Model overview

Qwen3.5-2B-Claude-4.6-Opus-Reasoning-Distilled-GGUF is a compact reasoning model built on the Qwen3.5-2B architecture and trained through knowledge distillation from Claude-4.6 Opus. The model learns to structure its thinking process using formatted <think> tags before generating final responses, enabling transparent step-by-step problem solving in a lightweight package. Unlike its larger counterpart, the 27B version, this 2B model prioritizes efficiency while maintaining reasoning capabilities through distillation of high-quality reasoning trajectories. The model was enhanced with additional reasoning data from Jackrong/Qwen3.5-reasoning-700x, introducing superior reasoning patterns across science, instruction-following, and mathematics domains.


Model inputs and outputs

The model accepts text prompts and generates responses prefixed with structured reasoning blocks. It operates within a 16,384 token context window, allowing complex multi-step reasoning to fit comfortably in memory. The model outputs follow a consistent format with internal thinking presented in `` tags followed by a final answer, making its decision-making process transparent and verifiable.


Inputs

- Text prompts of variable length up to 16,384 tokens

- Problem statements requiring analytical or mathematical reasoning

- Code-related questions and debugging requests

- Instruction-following tasks with multiple steps or constraints


Outputs

- Structured thinking blocks enclosed in `` tags showing step-by-step reasoning

- Final answers following the reasoning process

- Formatted solutions for coding, math, and logic problems


Capabilities

The model demonstrates modular and structured thinking inherited from Opus-level reasoning patterns.
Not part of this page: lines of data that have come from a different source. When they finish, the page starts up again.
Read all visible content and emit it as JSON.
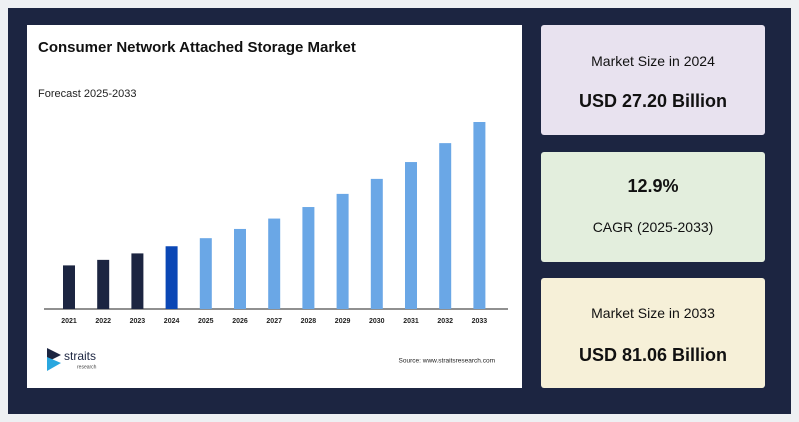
{
  "chart_data": {
    "type": "bar",
    "title": "Consumer Network Attached Storage Market",
    "subtitle": "Forecast 2025-2033",
    "categories": [
      "2021",
      "2022",
      "2023",
      "2024",
      "2025",
      "2026",
      "2027",
      "2028",
      "2029",
      "2030",
      "2031",
      "2032",
      "2033"
    ],
    "values": [
      18.9,
      21.3,
      24.1,
      27.2,
      30.7,
      34.7,
      39.2,
      44.2,
      49.9,
      56.4,
      63.7,
      71.9,
      81.06
    ],
    "colors": [
      "#1c2541",
      "#1c2541",
      "#1c2541",
      "#0b47b5",
      "#6aa7e6",
      "#6aa7e6",
      "#6aa7e6",
      "#6aa7e6",
      "#6aa7e6",
      "#6aa7e6",
      "#6aa7e6",
      "#6aa7e6",
      "#6aa7e6"
    ],
    "source": "Source: www.straitsresearch.com"
  },
  "logo": {
    "name": "straits",
    "tagline": "research"
  },
  "cards": [
    {
      "label": "Market Size in 2024",
      "value": "USD 27.20 Billion"
    },
    {
      "value": "12.9%",
      "label": "CAGR (2025-2033)"
    },
    {
      "label": "Market Size in 2033",
      "value": "USD 81.06 Billion"
    }
  ]
}
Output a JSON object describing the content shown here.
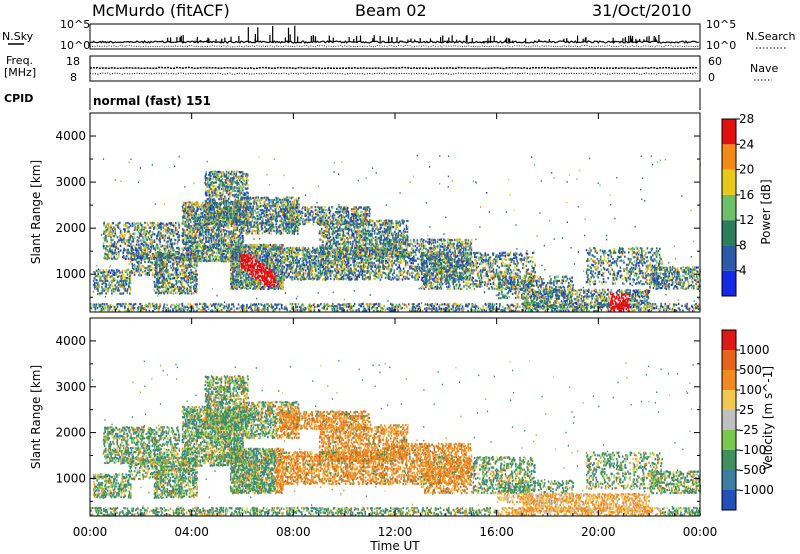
{
  "header": {
    "site": "McMurdo (fitACF)",
    "beam": "Beam 02",
    "date": "31/Oct/2010"
  },
  "noise_panel": {
    "left_label": "N.Sky",
    "right_label": "N.Search",
    "left_ticks": [
      "10^5",
      "10^0"
    ],
    "right_ticks": [
      "10^5",
      "10^0"
    ]
  },
  "freq_panel": {
    "left_label_1": "Freq.",
    "left_label_2": "[MHz]",
    "right_label": "Nave",
    "left_ticks": [
      "18",
      "8"
    ],
    "right_ticks": [
      "60",
      "0"
    ]
  },
  "cpid": {
    "label": "CPID",
    "value": "normal (fast) 151"
  },
  "chart_data": [
    {
      "type": "heatmap",
      "name": "power",
      "ylabel": "Slant Range [km]",
      "yticks": [
        "1000",
        "2000",
        "3000",
        "4000"
      ],
      "ylim": [
        180,
        4500
      ],
      "colorbar_label": "Power [dB]",
      "colorbar_ticks": [
        "4",
        "8",
        "12",
        "16",
        "20",
        "24",
        "28"
      ],
      "colorbar_colors": [
        "#1428e6",
        "#2c5aa8",
        "#2e7d5a",
        "#6cc06a",
        "#e8c818",
        "#f28a14",
        "#e01010"
      ],
      "colorbar_range": [
        0,
        32
      ]
    },
    {
      "type": "heatmap",
      "name": "velocity",
      "ylabel": "Slant Range [km]",
      "yticks": [
        "1000",
        "2000",
        "3000",
        "4000"
      ],
      "ylim": [
        180,
        4500
      ],
      "colorbar_label": "Velocity [m s^-1]",
      "colorbar_ticks": [
        "1000",
        "500",
        "100",
        "25",
        "-25",
        "-100",
        "-500",
        "-1000"
      ],
      "colorbar_colors": [
        "#2050b8",
        "#3a7fa0",
        "#3f8f5f",
        "#7bc850",
        "#c0c0c0",
        "#f0c850",
        "#f08a1e",
        "#e8641a",
        "#e01818"
      ]
    }
  ],
  "x_axis": {
    "ticks": [
      "00:00",
      "04:00",
      "08:00",
      "12:00",
      "16:00",
      "20:00",
      "00:00"
    ],
    "label": "Time UT"
  }
}
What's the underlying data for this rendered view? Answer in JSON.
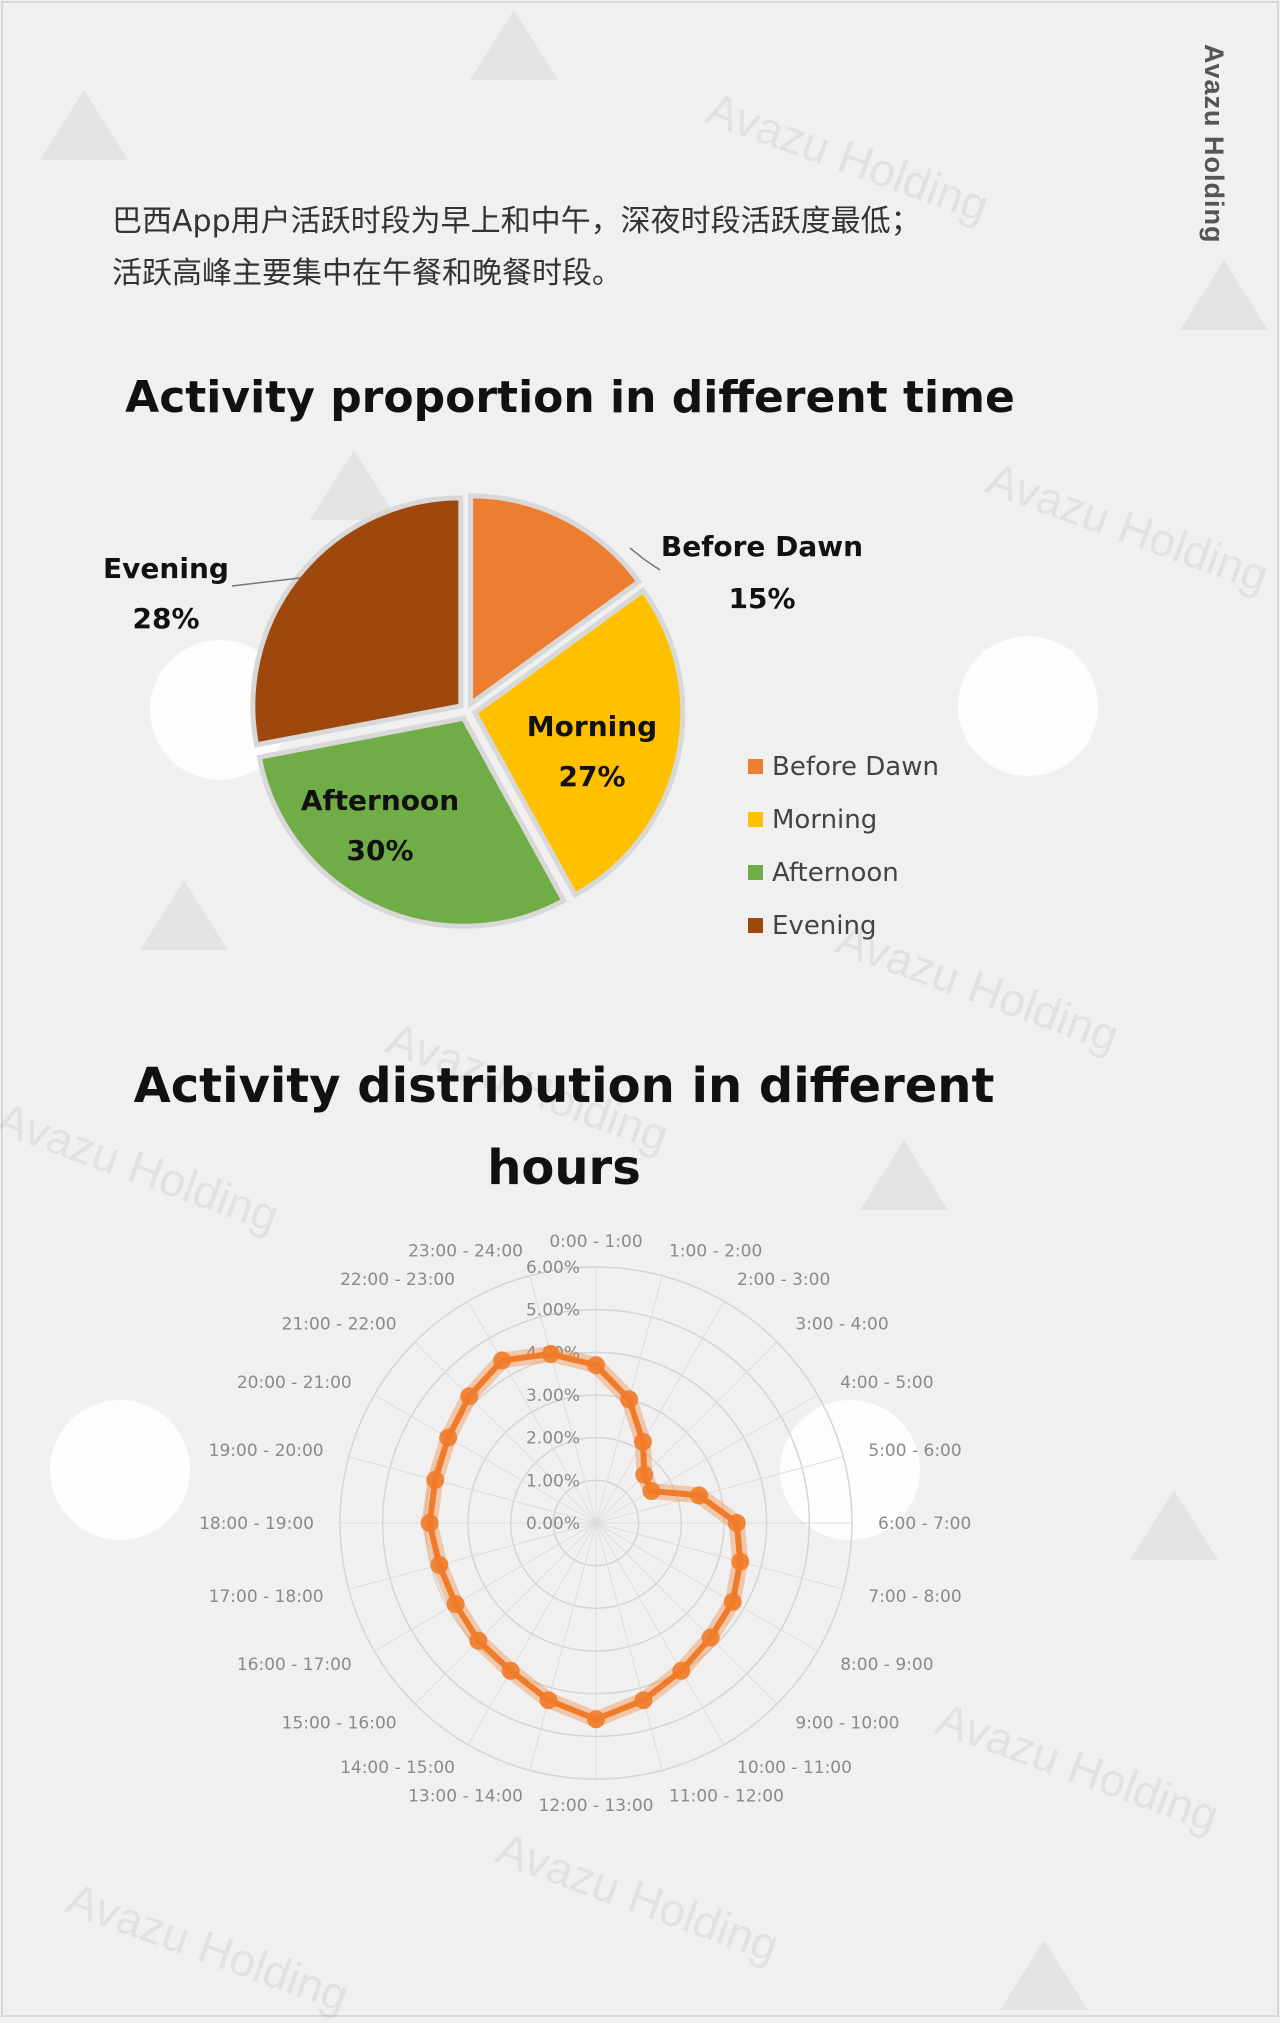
{
  "brand": "Avazu Holding",
  "intro": {
    "line1": "巴西App用户活跃时段为早上和中午，深夜时段活跃度最低；",
    "line2": "活跃高峰主要集中在午餐和晚餐时段。"
  },
  "watermark_text": "Avazu Holding",
  "colors": {
    "before_dawn": "#ED7D31",
    "morning": "#FFC000",
    "afternoon": "#70AD47",
    "evening": "#9E480E",
    "radar_line": "#F07C2A"
  },
  "chart_data": [
    {
      "type": "pie",
      "title": "Activity proportion in different time",
      "slices": [
        {
          "label": "Before Dawn",
          "value": 15,
          "value_label": "15%",
          "color": "#ED7D31"
        },
        {
          "label": "Morning",
          "value": 27,
          "value_label": "27%",
          "color": "#FFC000"
        },
        {
          "label": "Afternoon",
          "value": 30,
          "value_label": "30%",
          "color": "#70AD47"
        },
        {
          "label": "Evening",
          "value": 28,
          "value_label": "28%",
          "color": "#9E480E"
        }
      ],
      "legend": [
        "Before Dawn",
        "Morning",
        "Afternoon",
        "Evening"
      ],
      "legend_position": "right"
    },
    {
      "type": "radar",
      "title_line1": "Activity distribution in different",
      "title_line2": "hours",
      "categories": [
        "0:00 - 1:00",
        "1:00 - 2:00",
        "2:00 - 3:00",
        "3:00 - 4:00",
        "4:00 - 5:00",
        "5:00 - 6:00",
        "6:00 - 7:00",
        "7:00 - 8:00",
        "8:00 - 9:00",
        "9:00 - 10:00",
        "10:00 - 11:00",
        "11:00 - 12:00",
        "12:00 - 13:00",
        "13:00 - 14:00",
        "14:00 - 15:00",
        "15:00 - 16:00",
        "16:00 - 17:00",
        "17:00 - 18:00",
        "18:00 - 19:00",
        "19:00 - 20:00",
        "20:00 - 21:00",
        "21:00 - 22:00",
        "22:00 - 23:00",
        "23:00 - 24:00"
      ],
      "values": [
        3.7,
        3.0,
        2.2,
        1.6,
        1.5,
        2.5,
        3.3,
        3.5,
        3.7,
        3.8,
        4.0,
        4.3,
        4.6,
        4.3,
        4.0,
        3.9,
        3.8,
        3.8,
        3.9,
        3.9,
        4.0,
        4.2,
        4.4,
        4.1
      ],
      "ticks": [
        "0.00%",
        "1.00%",
        "2.00%",
        "3.00%",
        "4.00%",
        "5.00%",
        "6.00%"
      ],
      "rmax": 6
    }
  ]
}
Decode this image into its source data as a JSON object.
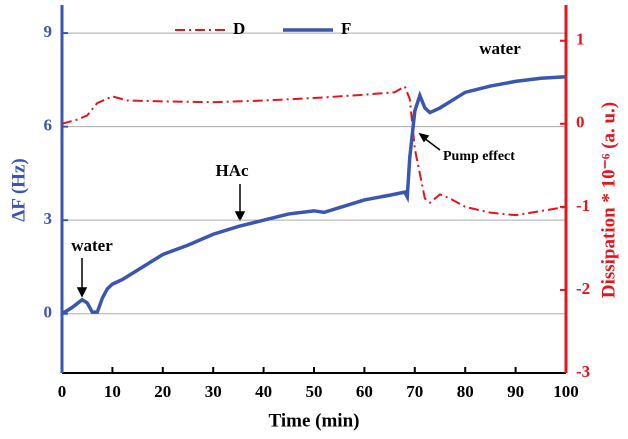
{
  "chart_data": {
    "type": "line",
    "xlabel": "Time (min)",
    "ylabel": "ΔF (Hz)",
    "y2label": "Dissipation * 10⁻⁶ (a. u.)",
    "xlim": [
      0,
      100
    ],
    "xticks": [
      0,
      10,
      20,
      30,
      40,
      50,
      60,
      70,
      80,
      90,
      100
    ],
    "ylim": [
      -1.9,
      9.9
    ],
    "yticks": [
      0,
      3,
      6,
      9
    ],
    "y2lim": [
      -3,
      1.43
    ],
    "y2ticks": [
      -3,
      -2,
      -1,
      0,
      1
    ],
    "grid": true,
    "legend": "top",
    "series": [
      {
        "name": "D",
        "color": "#e3161c",
        "axis": "y2",
        "style": "dashdot",
        "x": [
          0,
          3,
          5,
          7,
          10,
          13,
          20,
          30,
          40,
          50,
          60,
          66,
          68,
          69,
          70,
          71,
          72,
          73,
          74,
          75,
          77,
          80,
          85,
          90,
          95,
          100
        ],
        "values": [
          0,
          0.05,
          0.1,
          0.25,
          0.33,
          0.28,
          0.27,
          0.26,
          0.28,
          0.31,
          0.35,
          0.38,
          0.45,
          0.3,
          -0.3,
          -0.6,
          -0.9,
          -0.95,
          -0.9,
          -0.85,
          -0.9,
          -1.0,
          -1.07,
          -1.1,
          -1.05,
          -1.0
        ]
      },
      {
        "name": "F",
        "color": "#3a56b0",
        "axis": "y",
        "style": "solid",
        "x": [
          0,
          2,
          4,
          5,
          6,
          7,
          8,
          9,
          10,
          12,
          15,
          18,
          20,
          25,
          30,
          35,
          40,
          45,
          50,
          52,
          55,
          60,
          65,
          68,
          68.5,
          69,
          70,
          71,
          72,
          73,
          75,
          78,
          80,
          85,
          90,
          95,
          100
        ],
        "values": [
          0,
          0.2,
          0.45,
          0.35,
          0.05,
          0.05,
          0.5,
          0.8,
          0.95,
          1.1,
          1.4,
          1.7,
          1.9,
          2.2,
          2.55,
          2.8,
          3.0,
          3.2,
          3.3,
          3.25,
          3.4,
          3.65,
          3.8,
          3.9,
          3.75,
          5.0,
          6.5,
          7.0,
          6.6,
          6.45,
          6.6,
          6.9,
          7.1,
          7.3,
          7.45,
          7.55,
          7.6
        ]
      }
    ],
    "annotations": [
      "water",
      "HAc",
      "water",
      "Pump effect"
    ]
  }
}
It parses user prompts with confidence and establishes outlined plans in its thinking block rather than engaging in exploratory trial-and-error. The model excels at breaking down complex problems into clearly defined subcomponents, evaluating constraints and edge cases, and executing reasoning chains sequentially. Training focused on response-only optimization strengthened the model's ability to generate efficient reasoning trajectories that avoid excessive transitional or repetitive thinking on simpler queries. The 2B architecture still maintains analytical depth while reducing inference time compared to larger models.


What can I use it for?

This model suits offline analytical tasks where you need to follow the AI's reasoning transparently. Use it for math problem solving, coding tasks, logical deduction, and instruction-following scenarios that benefit from step-by-step breakdown. Students and researchers can leverage it for learning purposes and academic exploration. Content creators building explanation-heavy tools can integrate it to show working through problems. Since it is a test version intended for learning and demonstration, developers should reserve it for academic research and technical exploration rather than production systems. The related 14B reasoning model offers an alternative for scenarios demanding higher reasoning capacity.


Things to try

Test the model on problems where intermediate steps matter more than the final answer, such as explaining mathematical proofs or walking through debugging processes. Feed it questions requiring constraint evaluation and multi-part solution planning to see how it structures reasoning across domains. Try comparing its thinking blocks across simple versus complex queries to observe how it scales reasoning effort efficiently. Experiment with prompts in science and instruction-following domains since the model received specific enhancement training on these areas. Check how well it handles reasoning consistency when given partially specified problems or scenarios with implicit constraints.